23_Equity & Ecology Center

Location: Austria
Project Years: 2019-2020
Project Team: Christoph a. Kumpusch, Sonny Han, Dylan Mo, Audrey Marie Dandenault, Mark-Henry Jean Decrausaz

4500 SF
Engineering: FIPE Graz

 

Located at the intersection of Slovenia, Austria and Hungary, the Equity & Ecology Center focuses on providing an equitable coworking and co-“creating” space, which both inspires creativity and encourages collaboration for emerging artists, activists and engineers from all over the world.

The Equity & Ecology Center is a project focused on building cross-cultural and socially conscious connections, rooted in an understanding of layers and processes that contribute to the empowerment of sustainable communities. Advocacy and adaptability here are manifested in social constructs, its taking shape and form, building up and simultaneously deconstructing ideas of equitable architectural frameworks. The environmental context and climate are key in taking a stand for the future of design as activism. The Equity & Ecology center directly addresses the community it is designed for through local labor and the support of local endeavors. None of the materials come from further than a 10 kilometer radius and the project lives fully off-grid.

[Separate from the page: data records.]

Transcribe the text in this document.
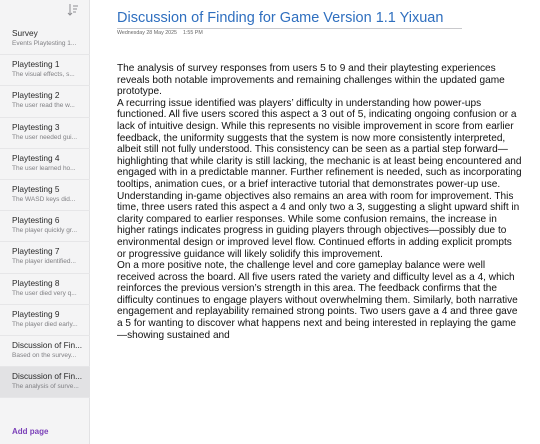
Survey
Events Playtesting 1...
Playtesting 1
The visual effects, s...
Playtesting 2
The user read the w...
Playtesting 3
The user needed gui...
Playtesting 4
The user learned ho...
Playtesting 5
The WASD keys did...
Playtesting 6
The player quickly gr...
Playtesting 7
The player identified...
Playtesting 8
The user died very q...
Playtesting 9
The player died early...
Discussion of Fin...
Based on the survey...
Discussion of Fin...
The analysis of surve...
Add page
Discussion of Finding for Game Version 1.1 Yixuan
Wednesday 28 May 2025 1:55 PM

The analysis of survey responses from users 5 to 9 and their playtesting experiences reveals both notable improvements and remaining challenges within the updated game prototype.

A recurring issue identified was players’ difficulty in understanding how power-ups functioned. All five users scored this aspect a 3 out of 5, indicating ongoing confusion or a lack of intuitive design. While this represents no visible improvement in score from earlier feedback, the uniformity suggests that the system is now more consistently interpreted, albeit still not fully understood. This consistency can be seen as a partial step forward—highlighting that while clarity is still lacking, the mechanic is at least being encountered and engaged with in a predictable manner. Further refinement is needed, such as incorporating tooltips, animation cues, or a brief interactive tutorial that demonstrates power-up use.

Understanding in-game objectives also remains an area with room for improvement. This time, three users rated this aspect a 4 and only two a 3, suggesting a slight upward shift in clarity compared to earlier responses. While some confusion remains, the increase in higher ratings indicates progress in guiding players through objectives—possibly due to environmental design or improved level flow. Continued efforts in adding explicit prompts or progressive guidance will likely solidify this improvement.

On a more positive note, the challenge level and core gameplay balance were well received across the board. All five users rated the variety and difficulty level as a 4, which reinforces the previous version’s strength in this area. The feedback confirms that the difficulty continues to engage players without overwhelming them. Similarly, both narrative engagement and replayability remained strong points. Two users gave a 4 and three gave a 5 for wanting to discover what happens next and being interested in replaying the game—showing sustained and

A winter garden, is enveloped in a locally sourced and produced geometric wooden second skin, which seamlessly fuses the house and winter-garden volumes into one dynamic form. The resulting space, a clear “glass” crystal, provides a space for both, studio collaboration as well as exhibitions. The “second skin” provides not only an additional thermal barrier, but its perforations work as a shading device, while the roof provides a base for solar panels, allowing the entire project to minimize its environmental impact both, during construction, and during use.

A fully automated biomass system which is fed by pellets made of scrap wood from the Equity & Ecology Centers own forest provides heating during its harsh winters. Climate control in the summer relies on fully operational windows, the facade doubling as a ‘sun-umbrella’ as well as 14 deep-wells. Electricity is solar produced at the rate of 800% and feeds back into the local communities power grid. Drinking water is sourced from two wells on the property and rainwater is collected for all gray water uses.